Why is everyone so concerned? While Indiana is not the first state to have a law aimed at protecting "religious freedom" — in fact, 20 states already do — this one is different.
The Star explains most of these states concurrently "have statewide bans on discrimination based on sexual orientation, alongside other protected classes such as race, sex and religion." So, while people in the states can enjoy "religious freedom," they can not use that freedom to discriminate against LGBT people, who are protected by separate laws in these states.
Furthermore, the law is fundamentally different in two ways. The Atlantic notes Indiana's bill has "been carefully written to make clear that 1) businesses can use it against 2) civil-rights suits brought by individuals."
Mic's Zeeshan Aleem, spoke about the issue on HuffPost Live, noting, "the interesting thing about the Indiana law is it's not about the relationship between the individual and the government but between individuals." In other words, this law allows people to cite religious belief as a justification for discriminating against anyone else, rather than sue the government for discrimination against them.
It's these key differences which have prompted such a strong response. Major businesses have taken a stand, including Apple CEO Tim Cook and Angie's List, which canceled an expansion in Indianapolis.
NCAA president Mark Emmert is rethinking the location of the Final Four, currently scheduled to be played in Indiana. Emmert told ESPN, "We're going to have to sit down and make judgments about whether or not it changes the environment for us doing our work and for us holding events."
A political divide. Unsurprisingly, many Democrats have come out against the new bill. Hillary Clinton took to Twitter to convey her disappointment.
However, this has become a divisive issue in the Republican Party.

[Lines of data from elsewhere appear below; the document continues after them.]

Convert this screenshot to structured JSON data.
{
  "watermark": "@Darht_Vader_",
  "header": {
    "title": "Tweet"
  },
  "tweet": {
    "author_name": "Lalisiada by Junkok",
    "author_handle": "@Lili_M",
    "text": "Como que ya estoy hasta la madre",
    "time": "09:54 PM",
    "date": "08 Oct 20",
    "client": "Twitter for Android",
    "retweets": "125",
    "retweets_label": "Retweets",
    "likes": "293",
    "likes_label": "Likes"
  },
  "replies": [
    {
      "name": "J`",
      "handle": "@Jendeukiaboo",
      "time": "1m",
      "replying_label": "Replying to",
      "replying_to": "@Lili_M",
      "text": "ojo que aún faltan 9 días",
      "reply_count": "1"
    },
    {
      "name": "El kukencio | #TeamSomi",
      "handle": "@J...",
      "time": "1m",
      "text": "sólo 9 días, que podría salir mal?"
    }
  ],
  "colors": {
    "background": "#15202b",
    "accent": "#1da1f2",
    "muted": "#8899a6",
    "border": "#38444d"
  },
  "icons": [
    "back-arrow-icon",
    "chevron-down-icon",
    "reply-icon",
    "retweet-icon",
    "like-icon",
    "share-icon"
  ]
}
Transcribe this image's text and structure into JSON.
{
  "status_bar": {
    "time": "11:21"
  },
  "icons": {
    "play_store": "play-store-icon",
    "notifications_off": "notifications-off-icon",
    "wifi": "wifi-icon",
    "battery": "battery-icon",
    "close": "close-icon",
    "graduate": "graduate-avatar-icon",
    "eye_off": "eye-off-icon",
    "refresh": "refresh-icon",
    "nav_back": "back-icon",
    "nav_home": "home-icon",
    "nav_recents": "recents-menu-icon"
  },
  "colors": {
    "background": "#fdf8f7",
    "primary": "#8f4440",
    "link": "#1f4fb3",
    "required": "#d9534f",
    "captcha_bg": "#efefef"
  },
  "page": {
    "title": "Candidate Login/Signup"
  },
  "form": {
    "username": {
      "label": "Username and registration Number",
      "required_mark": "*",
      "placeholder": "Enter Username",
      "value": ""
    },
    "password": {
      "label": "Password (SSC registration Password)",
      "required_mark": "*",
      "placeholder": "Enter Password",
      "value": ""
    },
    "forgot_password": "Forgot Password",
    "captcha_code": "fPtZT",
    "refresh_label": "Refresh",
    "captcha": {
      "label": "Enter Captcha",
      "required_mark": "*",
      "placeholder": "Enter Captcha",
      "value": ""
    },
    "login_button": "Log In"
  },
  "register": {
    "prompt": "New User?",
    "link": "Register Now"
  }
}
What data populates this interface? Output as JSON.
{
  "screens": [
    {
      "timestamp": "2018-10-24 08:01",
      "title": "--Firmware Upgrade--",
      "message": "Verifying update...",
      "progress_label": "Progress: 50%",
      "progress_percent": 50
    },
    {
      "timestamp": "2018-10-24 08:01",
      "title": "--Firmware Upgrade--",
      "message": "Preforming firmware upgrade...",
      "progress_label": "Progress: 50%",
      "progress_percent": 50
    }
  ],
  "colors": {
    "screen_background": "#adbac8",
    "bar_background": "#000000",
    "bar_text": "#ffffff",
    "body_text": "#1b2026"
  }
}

Party members appear to be conflicted between alienating the majority and alienating the core. Key GOP players and presidential hopefuls like Jeb Bush, Bobby Jindal and Rick Perry have backed Pence on this bill, reaffirming the consensus that LGBT rights will be be one of the main hot-button issues in the upcoming general election.
Nevertheless, as Ballard's executive statement made clear, no matter how much you try to couch it in calls for "freedom," discrimination is wrong.